After Hurricane Katrina, Signal International lost a lot of its workforce. To fill in the newly missing spots, it had a recruiter to import workers from India: workers who were told they'd come to America for a great job and be given permanent residency for themselves and their families—in exchange for a $20,000 recruitment fee to cover travel costs, visa, etc.
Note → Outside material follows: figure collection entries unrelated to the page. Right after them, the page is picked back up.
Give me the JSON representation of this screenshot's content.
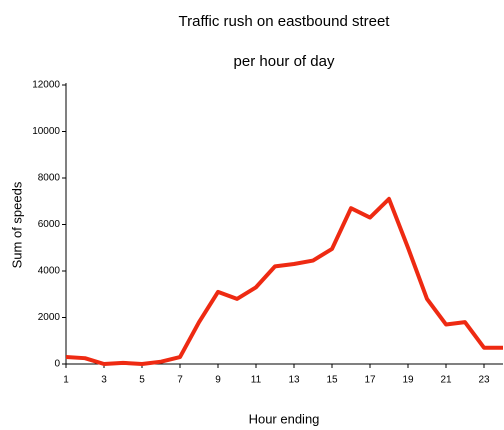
{
  "chart_data": {
    "type": "line",
    "title": "Traffic rush on eastbound street",
    "subtitle": "per hour of day",
    "x_label": "Hour ending",
    "y_label": "Sum of speeds",
    "x": [
      1,
      2,
      3,
      4,
      5,
      6,
      7,
      8,
      9,
      10,
      11,
      12,
      13,
      14,
      15,
      16,
      17,
      18,
      19,
      20,
      21,
      22,
      23,
      24
    ],
    "series": [
      {
        "name": "Sum of speeds",
        "color": "#ee2a12",
        "values": [
          300,
          250,
          0,
          50,
          0,
          100,
          300,
          1800,
          3100,
          2800,
          3300,
          4200,
          4300,
          4450,
          4950,
          6700,
          6300,
          7100,
          5000,
          2800,
          1700,
          1800,
          700,
          700
        ]
      }
    ],
    "xlim": [
      1,
      24
    ],
    "xticks": [
      1,
      3,
      5,
      7,
      9,
      11,
      13,
      15,
      17,
      19,
      21,
      23
    ],
    "ylim": [
      0,
      12000
    ],
    "yticks": [
      0,
      2000,
      4000,
      6000,
      8000,
      10000,
      12000
    ]
  }
}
That was how about 500 workers made their way (though the amount of the fee varied) to the U.S. to work for Signal, a company that had a contract with BP to "decontaminate numerous tank barge vessels utilized in the Offshore drill rig Horizon oil spill," in addition to being a subcontractor for global defense company Northrop Grumman Corp. When the workers arrived however, they received temporary guestworker visas instead and were forced to live in fenced labor camps: in trailers with up to 24 men each (and two toilets), for which they had to pay $1,050 in rent.A coalition of human rights groups is now suing Signal International on behalf of these Indian guestworkers for human trafficking and racketeering

"These workers only wanted the American dream but instead were bound to an abusive employer and forced to endure horrific conditions," said Daniel Werner, Deputy Legal Director for the Southern Poverty Law Center, one of the organizations filing the suit.

The original suit included seven individuals, but the groups filing now seek to include the approximately 500 former guestworkers who endured similar conditions—if the judge approves the request, it could become the largest human trafficking case in U.S. history.

Murugan Kandhasamy, a class representative in the lawsuit, said: "I speak on behalf of hundreds of Indian guestworkers subjected to abuse by Signal and its co-conspirators. We came to America for good jobs and opportunity, which we were denied, and now we are asking for justice."

"After being treated as disposable workers, these Indian guestworkers are entitled to seek justice for their wholesale mistreatment. They toiled under a climate of fear and coercion and deserve their day in court," said Ivy Suriyopas, staff attorney the Asian American Legal Defense and Education Fund.